Evans Brothers
- Status: Defunct
- Founded: 1903
- Defunct: 22 May 2016
- Country of origin: United Kingdom
- Headquarters location: London
- Publication types: Books

= Evans Brothers Ltd =

British publishing house

Evans Brothers Ltd (or Evans Brothers Limited) was a British publishing house that was part of the Evans Publishing Group UK. The firm first published teacher training materials and in later years broadened its catalogue, publishing children's books and books on Africa. It became insolvent in September 2012 and ceased trading.

==History==
In 1903, the brothers Robert and Edward Evans founded the firm Evans Brothers which initially focused on the publication of teacher training journals and periodicals. In the early years the firm was headquartered at the brothers' residence at 118, Newgate Street, London, England. Early Evans Brothers publications included some of the foremost teacher training materials of the time, such as The Education News of Scotland, Irish School Weekly, Woman Teachers World, The Word Master, The Music Teacher, Child Education and The School Mistress. In the first year of operations, the company grossed 150 pounds.

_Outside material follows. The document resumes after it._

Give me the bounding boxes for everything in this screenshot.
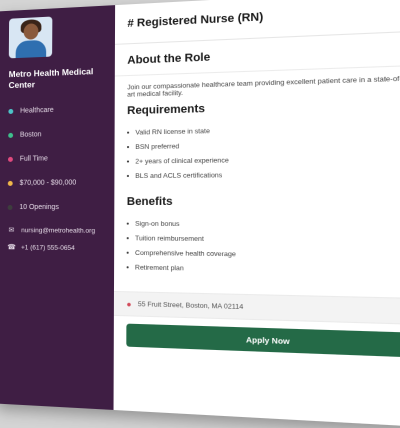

In the 1930s, Evans Brothers London moved into book publishing, with emphasis on children’s books. Notable titles from the Evans stable included The Dam Busters and The White Rabbit (in their "Evans War Classics Editions" series) and a number of titles from the prolific British children's writer Enid Blyton. The firm also published the book series "Cadet Editions", "Let's Find Out", "Literature in Perspective", "Evans Africa Plays" and "Modern African Writers".

In the decades after World War II the company set up a presence in Africa with associated companies in Nigeria, Kenya and Sierra Leone.

==Notable staff==

- Margaret Biggs, writer of girls' school stories, worked at Evans, as did Jacqueline Blairman; they wrote Triplets at Royders (Sampson Low, 1950?) together.